T. Cook’s Executive Chef Todd Allison’s standout dishes honor the regions of Northern Italy, Greece, Spain and Provence.

March 14, 2018

Experience AZ

T. Cook’s rolls out new seasonal menu and refined brunch

The flavors of the Mediterranean come alive on T. Cook’s new seasonal dinner menu where lobster paella, branzino, octopus and lamb are among Executive Chef Todd Allison’s standout dishes that honor the regions of Northern Italy, Greece, Spain and Provence.
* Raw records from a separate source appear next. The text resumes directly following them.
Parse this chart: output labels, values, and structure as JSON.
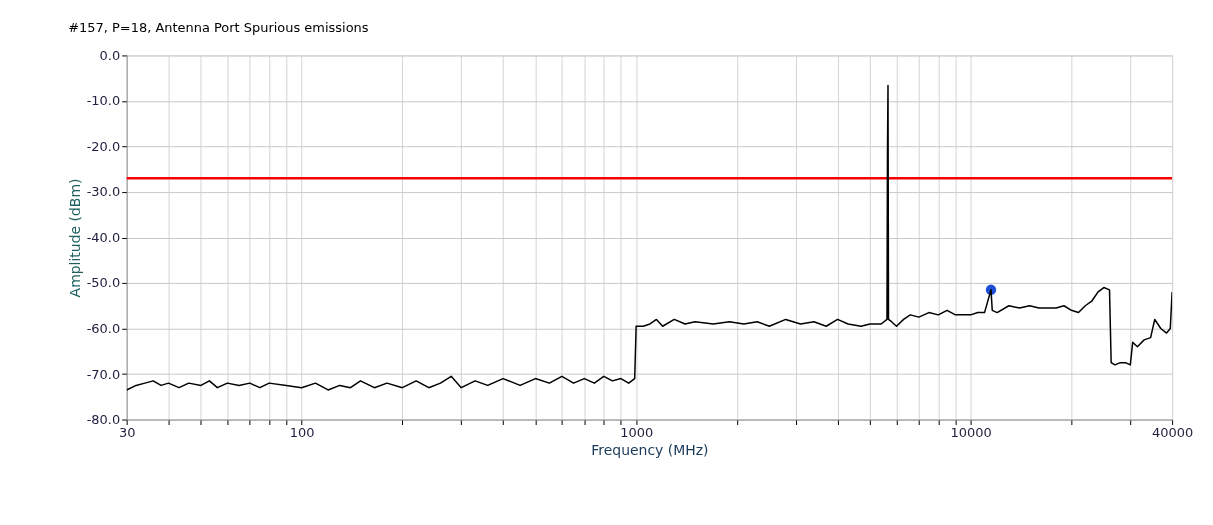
{
  "chart_data": {
    "type": "line",
    "title": "#157, P=18, Antenna Port Spurious emissions",
    "xlabel": "Frequency (MHz)",
    "ylabel": "Amplitude (dBm)",
    "log": "x",
    "xlim": [
      30,
      40000
    ],
    "xticks": [
      30,
      {
        "value": 40,
        "label": null
      },
      {
        "value": 50,
        "label": null
      },
      {
        "value": 60,
        "label": null
      },
      {
        "value": 70,
        "label": null
      },
      {
        "value": 80,
        "label": null
      },
      {
        "value": 90,
        "label": null
      },
      100,
      {
        "value": 200,
        "label": null
      },
      {
        "value": 300,
        "label": null
      },
      {
        "value": 400,
        "label": null
      },
      {
        "value": 500,
        "label": null
      },
      {
        "value": 600,
        "label": null
      },
      {
        "value": 700,
        "label": null
      },
      {
        "value": 800,
        "label": null
      },
      {
        "value": 900,
        "label": null
      },
      1000,
      {
        "value": 2000,
        "label": null
      },
      {
        "value": 3000,
        "label": null
      },
      {
        "value": 4000,
        "label": null
      },
      {
        "value": 5000,
        "label": null
      },
      {
        "value": 6000,
        "label": null
      },
      {
        "value": 7000,
        "label": null
      },
      {
        "value": 8000,
        "label": null
      },
      {
        "value": 9000,
        "label": null
      },
      10000,
      {
        "value": 20000,
        "label": null
      },
      {
        "value": 30000,
        "label": null
      },
      40000
    ],
    "ylim": [
      -80,
      0
    ],
    "yticks": [
      {
        "value": 0,
        "label": "0.0"
      },
      {
        "value": -10,
        "label": "-10.0"
      },
      {
        "value": -20,
        "label": "-20.0"
      },
      {
        "value": -30,
        "label": "-30.0"
      },
      {
        "value": -40,
        "label": "-40.0"
      },
      {
        "value": -50,
        "label": "-50.0"
      },
      {
        "value": -60,
        "label": "-60.0"
      },
      {
        "value": -70,
        "label": "-70.0"
      },
      {
        "value": -80,
        "label": "-80.0"
      }
    ],
    "grid": true,
    "ref_lines": [
      {
        "axis": "y",
        "value": -27,
        "color": "#ff0000"
      }
    ],
    "series": [
      {
        "color": "#000000",
        "x": [
          30,
          32,
          34,
          36,
          38,
          40,
          43,
          46,
          50,
          53,
          56,
          60,
          65,
          70,
          75,
          80,
          90,
          100,
          110,
          120,
          130,
          140,
          150,
          165,
          180,
          200,
          220,
          240,
          260,
          280,
          300,
          330,
          360,
          400,
          450,
          500,
          550,
          600,
          650,
          700,
          750,
          800,
          850,
          900,
          950,
          990,
          1000,
          1050,
          1100,
          1150,
          1200,
          1300,
          1400,
          1500,
          1700,
          1900,
          2100,
          2300,
          2500,
          2800,
          3100,
          3400,
          3700,
          4000,
          4300,
          4700,
          5000,
          5400,
          5620,
          5640,
          5660,
          5680,
          5800,
          6000,
          6300,
          6600,
          7000,
          7500,
          8000,
          8500,
          9000,
          9500,
          10000,
          10500,
          11000,
          11500,
          11600,
          12000,
          13000,
          14000,
          15000,
          16000,
          17000,
          18000,
          19000,
          20000,
          21000,
          22000,
          23000,
          24000,
          25000,
          26000,
          26300,
          27000,
          28000,
          29000,
          30000,
          30500,
          31500,
          33000,
          34500,
          35500,
          37000,
          38500,
          39500,
          40000
        ],
        "values": [
          -73.5,
          -72.5,
          -72,
          -71.5,
          -72.5,
          -72,
          -73,
          -72,
          -72.5,
          -71.5,
          -73,
          -72,
          -72.5,
          -72,
          -73,
          -72,
          -72.5,
          -73,
          -72,
          -73.5,
          -72.5,
          -73,
          -71.5,
          -73,
          -72,
          -73,
          -71.5,
          -73,
          -72,
          -70.5,
          -73,
          -71.5,
          -72.5,
          -71,
          -72.5,
          -71,
          -72,
          -70.5,
          -72,
          -71,
          -72,
          -70.5,
          -71.5,
          -71,
          -72,
          -71,
          -59.5,
          -59.5,
          -59,
          -58,
          -59.5,
          -58,
          -59,
          -58.5,
          -59,
          -58.5,
          -59,
          -58.5,
          -59.5,
          -58,
          -59,
          -58.5,
          -59.5,
          -58,
          -59,
          -59.5,
          -59,
          -59,
          -58,
          -21,
          -6.6,
          -58,
          -58.5,
          -59.5,
          -58,
          -57,
          -57.5,
          -56.5,
          -57,
          -56,
          -57,
          -57,
          -57,
          -56.5,
          -56.5,
          -51.5,
          -56,
          -56.5,
          -55,
          -55.5,
          -55,
          -55.5,
          -55.5,
          -55.5,
          -55,
          -56,
          -56.5,
          -55,
          -54,
          -52,
          -51,
          -51.5,
          -67.5,
          -68,
          -67.5,
          -67.5,
          -68,
          -63,
          -64,
          -62.5,
          -62,
          -58,
          -60,
          -61,
          -60,
          -52
        ]
      },
      {
        "type": "scatter",
        "marker": "circle",
        "color": "#1f4fd6",
        "x": [
          11500
        ],
        "values": [
          -51.5
        ]
      }
    ]
  }
}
As one of Arizona’s most celebrated legacy restaurants for more than two decades, T. Cook’s menu focuses on simple preparations, uncomplicated dishes and seasonal ingredients. In the past three years, Chef Todd is credited with reviving the iconic restaurant’s heritage as well as garnering significant acclaim for his seafood, most notably his branzino and John Dory dishes.


“My passion lies in making each dish as authentic as possible by importing many ingredients from the Mediterranean, while also supporting local Arizona farmers and ranchers. The combination of the two strikes the perfect balance in bringing worldly flavors together with locally-grown goods,” said Chef Todd. “This season, it’s all about fresh, light dishes that are robust, interesting and keep our guests intrigued with every visit. I’m constantly pushing myself to discover age-old methods and ingredients. I’m just starting to play with Piedmontese Beef from northwest Italy, which aligns with what we’re trying to achieve. I always want to offer dishes that you can’t find anywhere else in the Valley.”

Some T. Cook’s standout items on the new dinner menu include Grilled Piedmontese Strip Loin ($46) with sautéed spinach, Cipollini onion, fingerling potato, roasted garlic; Greek Branzino Cioppino ($39) with fennel, mussels, clams, saffron, potato; Grilled Colorado Lamb Chops ($51) with harissa couscous tabbouleh salad, tzatziki and feta cheese; Grilled Maine Lobster Paella for Two ($88) with Spanish chorizo, duck confit, piquillo pepper and saffron bomba; Beluga Lentil & Organic Spinach Soup ($12) with Gilroy garlic yogurt, green onion and served with flatbread.

T. Cook’s has also refined its Sunday Market Brunch, available Sundays only from 10:00 a.m. to 1:30 p.m. through May 27 (Adults: $46, Children: $25). The impressive, all-inclusive dining experience offers guests the choice of a tapas-style starter such as Beef Tartare, Savory Mushroom Crepe or Pan-Roasted Hudson Valley Foie Gras and an entrée like the Spanish Chorizo Benedict, Harissa Sautéed Filet Tip Pupusa or Pan Roasted Maine Diver Sea Scallops, among others. Plus, guests enjoy the unlimited, buffet-style Mediterranean seafood presentation, a grand display of favorite brunch selections and bakeshop specialties and sweets.

T. Cook’s culinary philosophy of magnifying the purity of fresh, seasonal ingredients is a celebration of its treasured legacy and offers a captivating environment in every sense with stone fireplaces, al fresco dining and unique design elements.

Located at Royal Palms Resort and Spa, part of The Unbound Collection by Hyatt, T. Cook’s sits within the heart of the resort’s mature, lush nine-acre property at the base of the iconic Camelback Mountain.

With a heritage dating back to 1929, Royal Palms combines the graciousness and sophistication of a storied Mediterranean villa with the intimacy and privacy of a secluded retreat, leaving a lasting impression on all who visit. A true destination for lovers, the resort was originally built as a private mansion as a grand gesture of love by financier Delos Willard Cooke for his wife Florence. Unlike any other resort in Arizona, winding stone paths transport guests past a grove of orange trees, trickling fountains in courtyards, roaring outdoor fireplaces, 100-year-old rustic doorways and hand-painted tiles, and lush gardens filled with magenta bougainvillea, exotic plants and desert flowers.